Alex, the protagonist, is a man in crisis. His relationship with his wife is so problematic that at the beginning of the book she’s sent him out of the house on a trial separation. He spends most of the book at a friend’s, Dan, with whom he shares childhood experiences and a trauma that has marked him more than he is willing or able to acknowledge. Alex is a good man trying to do the right thing, but unable to explore his own difficulties, or to acknowledge how his inability to let go makes it impossible for him to help himself and others.
He is confronted once and again with the need to be different, to try and listen and learn. And he discovers an ally in a computer game, Minecraft.

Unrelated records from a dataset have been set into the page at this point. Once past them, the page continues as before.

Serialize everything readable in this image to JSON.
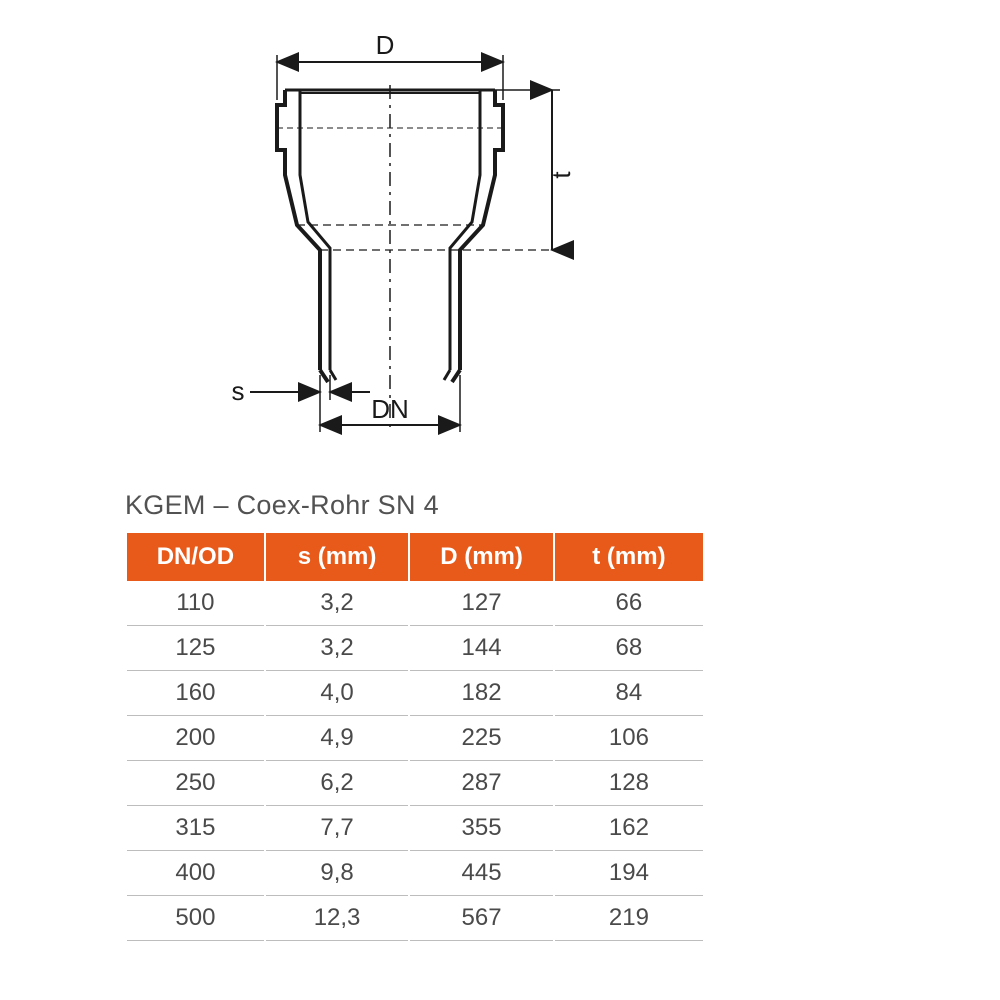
{
  "diagram": {
    "labels": {
      "D": "D",
      "t": "t",
      "s": "s",
      "DN": "DN"
    },
    "stroke_color": "#1a1a1a",
    "stroke_width_main": 4,
    "stroke_width_dim": 2,
    "dash_pattern": "12 6 3 6"
  },
  "table": {
    "title": "KGEM – Coex-Rohr SN 4",
    "header_bg": "#e85a1a",
    "header_color": "#ffffff",
    "row_border_color": "#bdbdbd",
    "text_color": "#4a4a4a",
    "columns": [
      "DN/OD",
      "s (mm)",
      "D (mm)",
      "t (mm)"
    ],
    "rows": [
      [
        "110",
        "3,2",
        "127",
        "66"
      ],
      [
        "125",
        "3,2",
        "144",
        "68"
      ],
      [
        "160",
        "4,0",
        "182",
        "84"
      ],
      [
        "200",
        "4,9",
        "225",
        "106"
      ],
      [
        "250",
        "6,2",
        "287",
        "128"
      ],
      [
        "315",
        "7,7",
        "355",
        "162"
      ],
      [
        "400",
        "9,8",
        "445",
        "194"
      ],
      [
        "500",
        "12,3",
        "567",
        "219"
      ]
    ]
  }
}
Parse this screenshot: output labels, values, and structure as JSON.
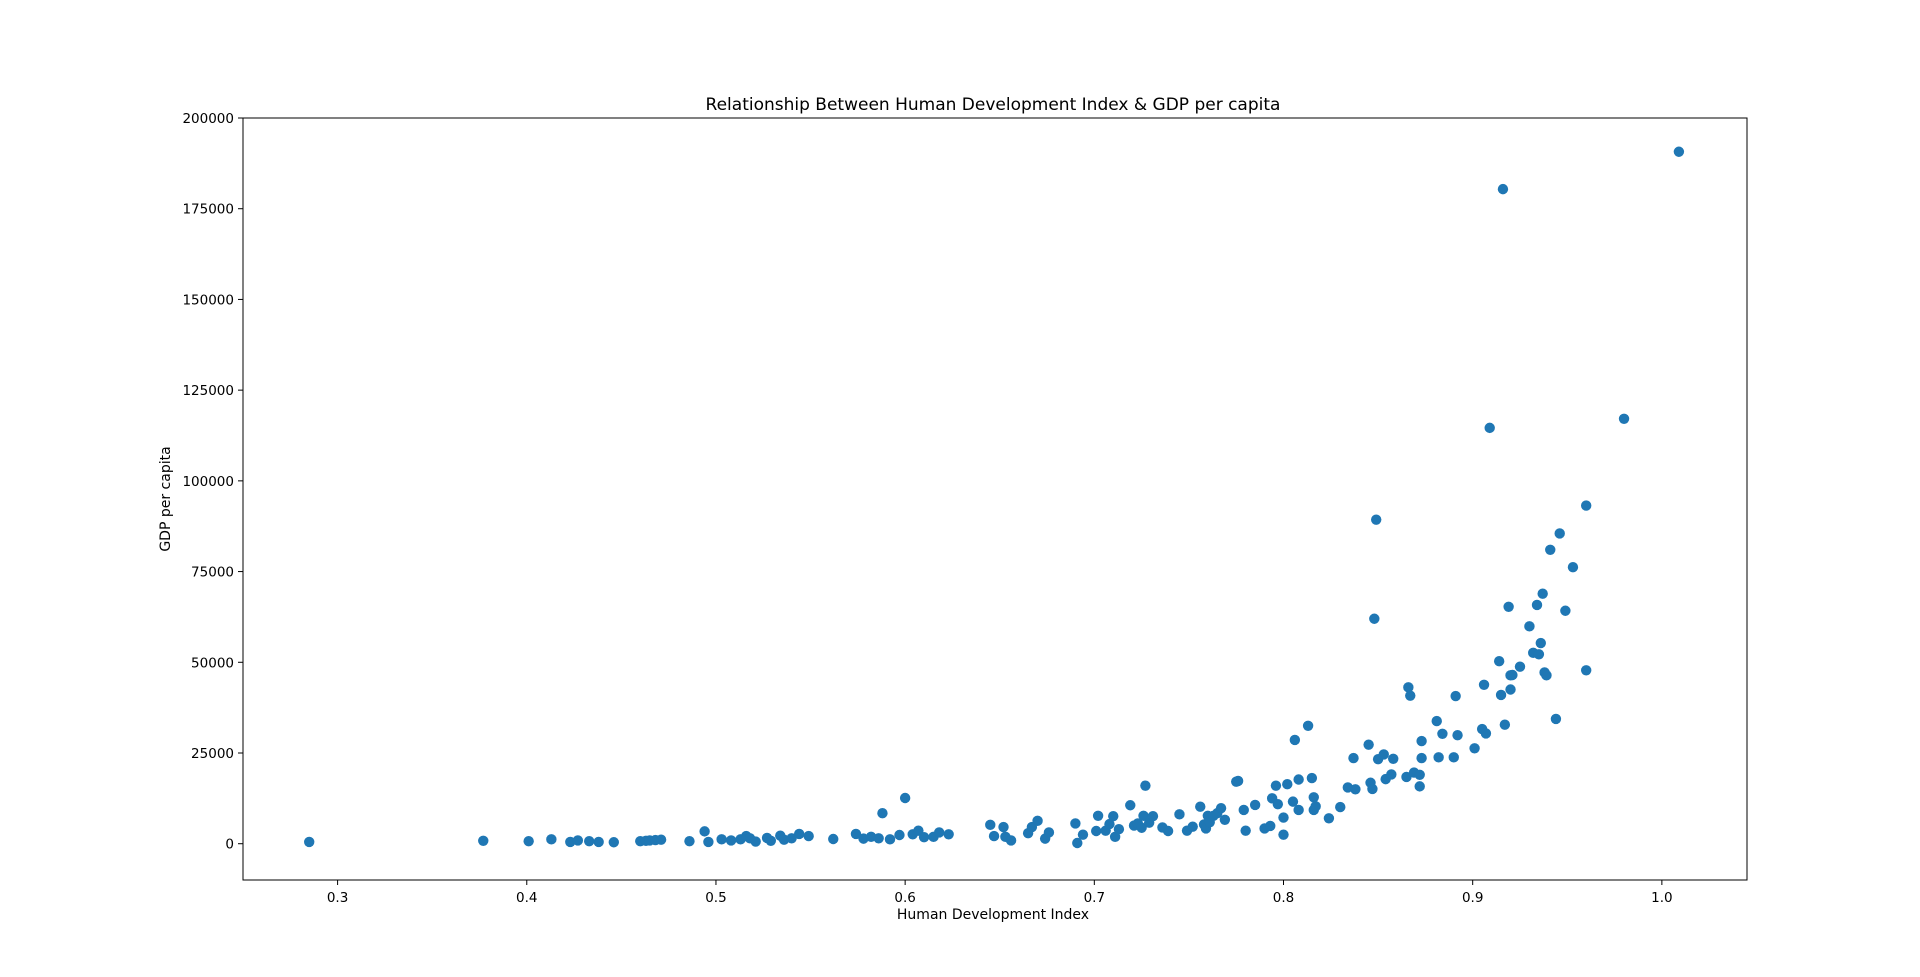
{
  "chart_data": {
    "type": "scatter",
    "title": "Relationship Between Human Development Index & GDP per capita",
    "xlabel": "Human Development Index",
    "ylabel": "GDP per capita",
    "xlim": [
      0.25,
      1.045
    ],
    "ylim": [
      -10000,
      200000
    ],
    "x_ticks": [
      0.3,
      0.4,
      0.5,
      0.6,
      0.7,
      0.8,
      0.9,
      1.0
    ],
    "x_tick_labels": [
      "0.3",
      "0.4",
      "0.5",
      "0.6",
      "0.7",
      "0.8",
      "0.9",
      "1.0"
    ],
    "y_ticks": [
      0,
      25000,
      50000,
      75000,
      100000,
      125000,
      150000,
      175000,
      200000
    ],
    "y_tick_labels": [
      "0",
      "25000",
      "50000",
      "75000",
      "100000",
      "125000",
      "150000",
      "175000",
      "200000"
    ],
    "grid": false,
    "marker_color": "#1f77b4",
    "x": [
      0.285,
      0.377,
      0.401,
      0.413,
      0.423,
      0.427,
      0.433,
      0.438,
      0.446,
      0.46,
      0.463,
      0.465,
      0.468,
      0.471,
      0.486,
      0.494,
      0.496,
      0.503,
      0.508,
      0.513,
      0.516,
      0.518,
      0.521,
      0.527,
      0.529,
      0.534,
      0.536,
      0.54,
      0.544,
      0.549,
      0.562,
      0.574,
      0.578,
      0.582,
      0.586,
      0.588,
      0.592,
      0.597,
      0.6,
      0.604,
      0.607,
      0.61,
      0.615,
      0.618,
      0.623,
      0.645,
      0.647,
      0.652,
      0.653,
      0.656,
      0.665,
      0.667,
      0.67,
      0.674,
      0.676,
      0.69,
      0.691,
      0.694,
      0.701,
      0.702,
      0.706,
      0.708,
      0.71,
      0.711,
      0.713,
      0.719,
      0.721,
      0.723,
      0.725,
      0.726,
      0.727,
      0.729,
      0.731,
      0.736,
      0.739,
      0.745,
      0.749,
      0.752,
      0.756,
      0.758,
      0.759,
      0.76,
      0.761,
      0.763,
      0.765,
      0.767,
      0.769,
      0.775,
      0.776,
      0.779,
      0.78,
      0.785,
      0.79,
      0.793,
      0.794,
      0.796,
      0.797,
      0.8,
      0.8,
      0.802,
      0.805,
      0.806,
      0.808,
      0.808,
      0.813,
      0.815,
      0.816,
      0.816,
      0.817,
      0.824,
      0.83,
      0.834,
      0.837,
      0.838,
      0.845,
      0.846,
      0.847,
      0.848,
      0.849,
      0.85,
      0.853,
      0.854,
      0.857,
      0.858,
      0.865,
      0.866,
      0.867,
      0.869,
      0.872,
      0.872,
      0.873,
      0.873,
      0.881,
      0.882,
      0.884,
      0.89,
      0.891,
      0.892,
      0.901,
      0.905,
      0.906,
      0.907,
      0.909,
      0.914,
      0.915,
      0.916,
      0.917,
      0.919,
      0.92,
      0.92,
      0.921,
      0.925,
      0.93,
      0.932,
      0.934,
      0.935,
      0.936,
      0.937,
      0.938,
      0.939,
      0.941,
      0.944,
      0.946,
      0.949,
      0.953,
      0.96,
      0.96,
      0.98,
      1.009
    ],
    "y": [
      500,
      800,
      700,
      1200,
      500,
      900,
      700,
      500,
      400,
      700,
      800,
      900,
      1000,
      1100,
      700,
      3400,
      500,
      1200,
      900,
      1200,
      2100,
      1500,
      600,
      1600,
      800,
      2200,
      1100,
      1500,
      2700,
      2100,
      1300,
      2700,
      1400,
      1900,
      1500,
      8400,
      1200,
      2400,
      12600,
      2600,
      3600,
      1800,
      1900,
      3100,
      2600,
      5200,
      2100,
      4600,
      1900,
      900,
      2900,
      4600,
      6300,
      1400,
      3100,
      5600,
      200,
      2500,
      3500,
      7700,
      3600,
      5400,
      7600,
      1900,
      4000,
      10600,
      5000,
      5600,
      4400,
      7700,
      16000,
      5800,
      7600,
      4500,
      3500,
      8100,
      3600,
      4700,
      10200,
      5300,
      4200,
      7700,
      5900,
      7700,
      8400,
      9800,
      6600,
      17100,
      17300,
      9300,
      3600,
      10700,
      4200,
      4900,
      12500,
      16000,
      10900,
      2500,
      7200,
      16400,
      11600,
      28600,
      9300,
      17700,
      32500,
      18100,
      12800,
      9300,
      10300,
      7000,
      10100,
      15500,
      23600,
      15000,
      27300,
      16800,
      15100,
      62000,
      89300,
      23300,
      24600,
      17800,
      19100,
      23400,
      18400,
      43100,
      40800,
      19600,
      15800,
      19000,
      23600,
      28300,
      33800,
      23800,
      30300,
      23800,
      40700,
      29900,
      26300,
      31600,
      43800,
      30400,
      114600,
      50300,
      41000,
      180400,
      32800,
      65300,
      46400,
      42500,
      46500,
      48800,
      59900,
      52600,
      65800,
      52200,
      55300,
      68900,
      47200,
      46400,
      81000,
      34400,
      85500,
      64200,
      76200,
      93200,
      47800,
      117100,
      190700
    ]
  }
}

The author, who reviews computer games for several publications, has talked about his experience of sharing the game with his own son and how that allowed him to show his creativity and to share a safe space with others. Although I’ve never played Minecraft, the descriptions of how the game works and the effect it had on both, Sam (the boy in the story) and his father is well rendered and easy to follow. The game and its effect over Alex also allows for some truly beautiful and insightful moments. Witnessing Sam’s sheer joy at understanding the rules of the world around him and being able to use them to create a new order and to have meaningful relationships with others is a great moment that the reader shares with Alex. He makes mistakes, he can be jealous, possessive, and cowardly at times, but he eventually does what is best and dares to push himself. As he states towards the end, his son guides him and shows him the way. If at the beginning Alex sees Sam as a problem he doesn’t know how to deal with and can’t see a future for him, by the end everything has changed. He discovers that Sam understands more than he ever realised and also that he is his own person. And a pretty impressive one at that.

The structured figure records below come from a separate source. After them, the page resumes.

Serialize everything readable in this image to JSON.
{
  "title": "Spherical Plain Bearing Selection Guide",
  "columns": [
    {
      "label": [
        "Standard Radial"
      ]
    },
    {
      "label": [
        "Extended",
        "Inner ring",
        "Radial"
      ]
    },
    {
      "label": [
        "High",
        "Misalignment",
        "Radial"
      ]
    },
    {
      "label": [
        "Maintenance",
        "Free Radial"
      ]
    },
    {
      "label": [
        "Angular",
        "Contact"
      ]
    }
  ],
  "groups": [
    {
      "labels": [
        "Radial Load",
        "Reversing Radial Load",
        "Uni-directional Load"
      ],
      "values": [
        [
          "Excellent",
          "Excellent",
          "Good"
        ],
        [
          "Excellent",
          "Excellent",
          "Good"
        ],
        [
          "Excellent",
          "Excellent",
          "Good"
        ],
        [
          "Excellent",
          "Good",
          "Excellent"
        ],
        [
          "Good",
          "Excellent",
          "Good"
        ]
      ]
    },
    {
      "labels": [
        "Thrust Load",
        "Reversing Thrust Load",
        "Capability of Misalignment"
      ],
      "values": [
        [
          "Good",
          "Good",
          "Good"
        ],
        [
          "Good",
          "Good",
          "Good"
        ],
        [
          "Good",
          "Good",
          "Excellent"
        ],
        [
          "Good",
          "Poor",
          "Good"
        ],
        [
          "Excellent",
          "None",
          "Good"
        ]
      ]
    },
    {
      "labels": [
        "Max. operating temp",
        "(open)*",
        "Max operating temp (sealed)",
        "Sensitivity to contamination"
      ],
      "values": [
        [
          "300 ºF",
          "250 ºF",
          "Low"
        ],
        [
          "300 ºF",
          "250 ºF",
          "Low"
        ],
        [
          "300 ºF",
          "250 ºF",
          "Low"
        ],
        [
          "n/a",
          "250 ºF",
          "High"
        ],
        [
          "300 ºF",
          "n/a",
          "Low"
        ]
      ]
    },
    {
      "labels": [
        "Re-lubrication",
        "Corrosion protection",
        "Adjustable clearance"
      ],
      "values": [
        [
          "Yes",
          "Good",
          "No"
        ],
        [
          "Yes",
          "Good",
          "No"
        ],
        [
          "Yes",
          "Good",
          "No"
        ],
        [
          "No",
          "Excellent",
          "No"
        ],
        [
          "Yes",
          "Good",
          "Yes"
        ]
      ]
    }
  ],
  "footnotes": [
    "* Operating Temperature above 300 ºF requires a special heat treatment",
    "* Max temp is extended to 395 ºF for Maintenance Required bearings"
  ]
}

The novel, written in the first person, makes us see and share the world from Alex’s point of view, and although we might not always agree with what he does, he is a fully-fledged human being, with his weaknesses and his strengths. We get to care for him, as we care for all the rest of the characters, who are also complex, confused and glorious human beings. There are the small family dramas, the highs and lows of everyday life taken to extremes, and they all rang true to me.

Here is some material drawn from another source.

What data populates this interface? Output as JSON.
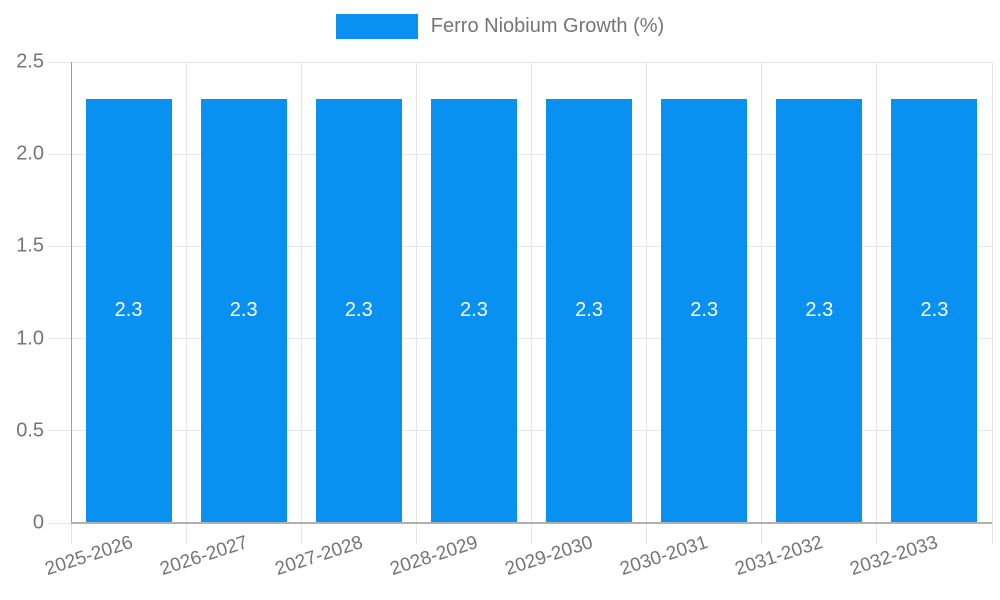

I have no children and my experience with children and adults within the autistic spectrum is mostly professional (I have worked as a psychiatrist and have some experience in an Asperger’s service) but I would happily recommend this book to anybody with an interest in the subject, whether they like or not to play computer games, or to anybody who enjoys novels based on characters and their experiences (rather than action and adventure), and who are happy to be exposed to extremes of emotions (yes, I did cry, sometimes happily, others not so much). It is a beautiful and heart-wrenching book at times that ends up in a hopeful note. I loved it.